Il tennista spagnolo Rafael Jódar, 19 anni e testa di serie numero 27, si prepara per il suo debutto al Roland Garros. Affronterà lo statunitense Aleksandar Kovacevic, numero 94 del ranking ATP, al primo turno. Il tabellone sorride al giovane giocatore, che eviterebbe Jannik Sinner fino a un'ipotetica finale, un percorso che molti veterani firmerebbero senza esitare.

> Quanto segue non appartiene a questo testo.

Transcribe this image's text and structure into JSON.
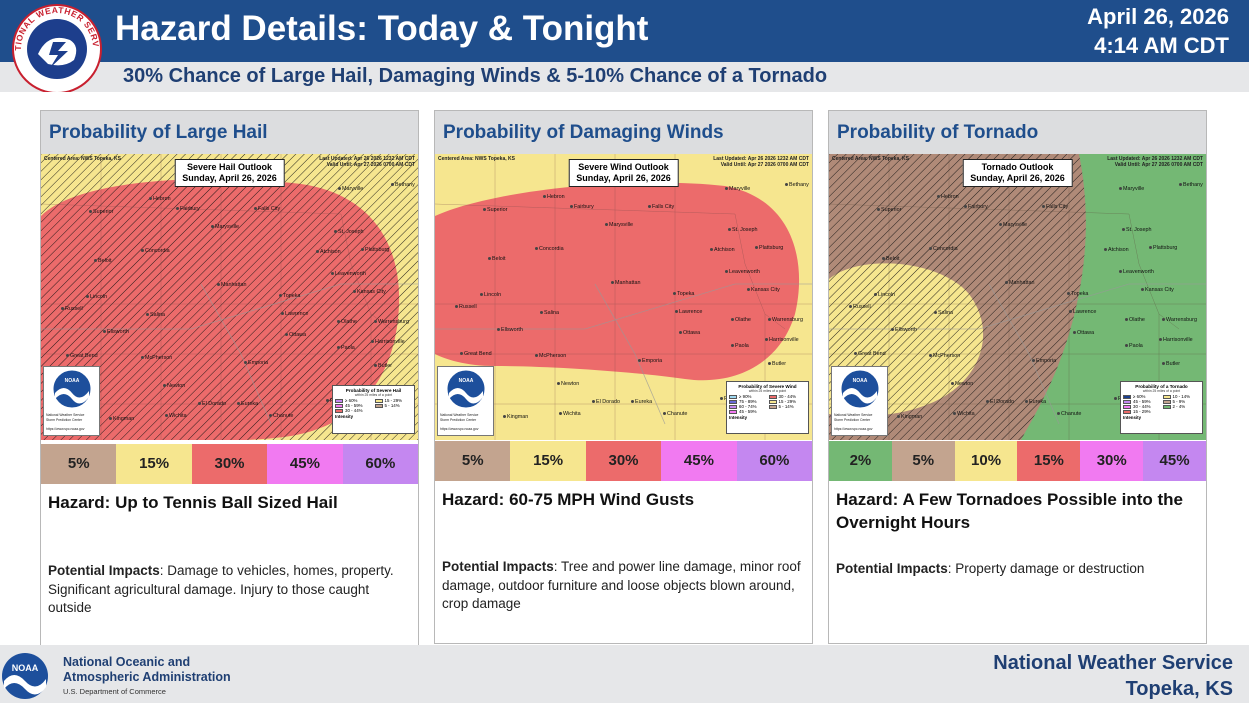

Analisi tecnica: il gioco di Jódar sulla terra battuta 🎾
Jódar basa il suo gioco su un dritto pesante e una mobilità che gli permette di difendere con solidità. Il suo dritto genera angoli ampi, mentre il rovescio a due mani cerca profondità per aprire il campo. Il servizio, sebbene non sia un missile, guadagna precisione con gli effetti. Kovacevic, dal canto suo, punta sulla potenza piatta e sul servizio diretto. La chiave sarà come Jódar gestirà gli scambi lunghi, dove la sua resistenza e la capacità di aumentare il ritmo possono logorare lo statunitense.
Jódar evita Sinner: il tabellone è un regalo avvolto nella polvere di mattoni 🏆
Che una testa di serie numero 27 eviti il numero 1 fino alla finale non è un miracolo, è un sorteggio con buona sorte. Jódar può ringraziare gli organizzatori per non doversela vedere con Sinner agli ottavi, anche se per questo deve prima superare Kovacevic e molti altri. Se il tabellone è un letto di rose, attenzione alle spine: nel tennis, i favoritismi durano quanto un pallonetto su un campo di terra battuta.